Film, Pierre Boulle’un (aynı zamanda “Kwai Nehri Köprüsü”nün dayandığı romanı da yazan kişi) 1963 tarihli “Maymunlar” romanında yer alan kölelik ve ırkçılığa yapılan metaforik göndermelerle daha az dolu. Bir kitabın filmi yapılırken birçok nedenden dolayı daha senaryo esnasında anlatılacak şey/ler aptallık seviyesine zorunlu olarak tenzil edilir.
Bu beşli paket filmin (aslında altı) esin kaynağı olan kitabı okuyun derim. Fakat bu kitaptan önce faşist millerin tarihinden, imgelerinden -iki ırmak arasında yaşan insan kavminden- haberdar olun. Aslında hiçbir Yahudi bir Yahudi’yi öldürmez. Çünkü onlar iyi bilir ki (!) “insan insanı öldürmez.”

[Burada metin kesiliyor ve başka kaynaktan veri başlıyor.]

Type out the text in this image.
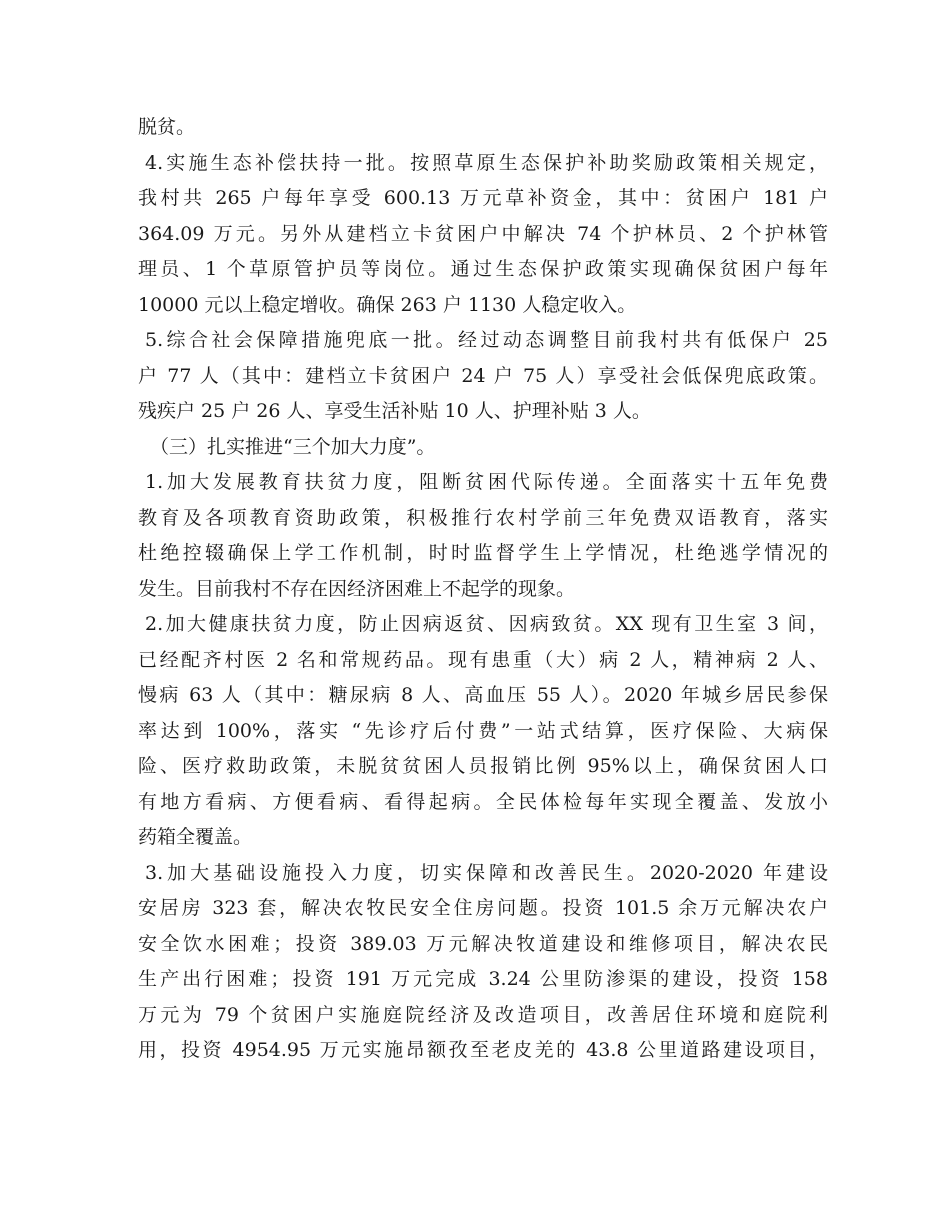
脱贫。
4.实施生态补偿扶持一批。按照草原生态保护补助奖励政策相关规定，
我村共 265 户每年享受 600.13 万元草补资金，其中：贫困户 181 户
364.09 万元。另外从建档立卡贫困户中解决 74 个护林员、2 个护林管
理员、1 个草原管护员等岗位。通过生态保护政策实现确保贫困户每年
10000 元以上稳定增收。确保 263 户 1130 人稳定收入。
5.综合社会保障措施兜底一批。经过动态调整目前我村共有低保户 25
户 77 人（其中：建档立卡贫困户 24 户 75 人）享受社会低保兜底政策。
残疾户 25 户 26 人、享受生活补贴 10 人、护理补贴 3 人。
（三）扎实推进“三个加大力度”。
1.加大发展教育扶贫力度，阻断贫困代际传递。全面落实十五年免费
教育及各项教育资助政策，积极推行农村学前三年免费双语教育，落实
杜绝控辍确保上学工作机制，时时监督学生上学情况，杜绝逃学情况的
发生。目前我村不存在因经济困难上不起学的现象。
2.加大健康扶贫力度，防止因病返贫、因病致贫。XX 现有卫生室 3 间，
已经配齐村医 2 名和常规药品。现有患重（大）病 2 人，精神病 2 人、
慢病 63 人（其中：糖尿病 8 人、高血压 55 人）。2020 年城乡居民参保
率达到 100%，落实 “先诊疗后付费”一站式结算，医疗保险、大病保
险、医疗救助政策，未脱贫贫困人员报销比例 95%以上，确保贫困人口
有地方看病、方便看病、看得起病。全民体检每年实现全覆盖、发放小
药箱全覆盖。
3.加大基础设施投入力度，切实保障和改善民生。2020-2020 年建设
安居房 323 套，解决农牧民安全住房问题。投资 101.5 余万元解决农户
安全饮水困难；投资 389.03 万元解决牧道建设和维修项目，解决农民
生产出行困难；投资 191 万元完成 3.24 公里防渗渠的建设，投资 158
万元为 79 个贫困户实施庭院经济及改造项目，改善居住环境和庭院利
用，投资 4954.95 万元实施昂额孜至老皮羌的 43.8 公里道路建设项目，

Bu film, Mısır’dan ardından Babil’den daha sonra Almanya’dan sürgün edilen bu Üstün(!) ırk ile onları sürgün eden ırkların mücadelesinin tipik bir anlatısı.
Maymunların Mesih’i Sezar olarak aralarına iner, onları uyandırır ve aşağılık insan(!) ırkı kutsal olarak bilen çölüne döner.
Üçüncü dünya savası öncesi…
Aklının namusunu Yapay Zekaya kaptırmış sinefil fahişeler dönemi…
Marx’ı hiç okumamış, dindar kapitalistler zamanı…
Lise seviyesinde üniversitelerin vakti…
Rivayete iman, ayeti inkar evresi…
Bu cehennemde, maymunlar…
Bu işler hep böyle, hepsinin canı cehenneme!..
İçinizden biri Mesihe konum atsın… Geç kalmasın!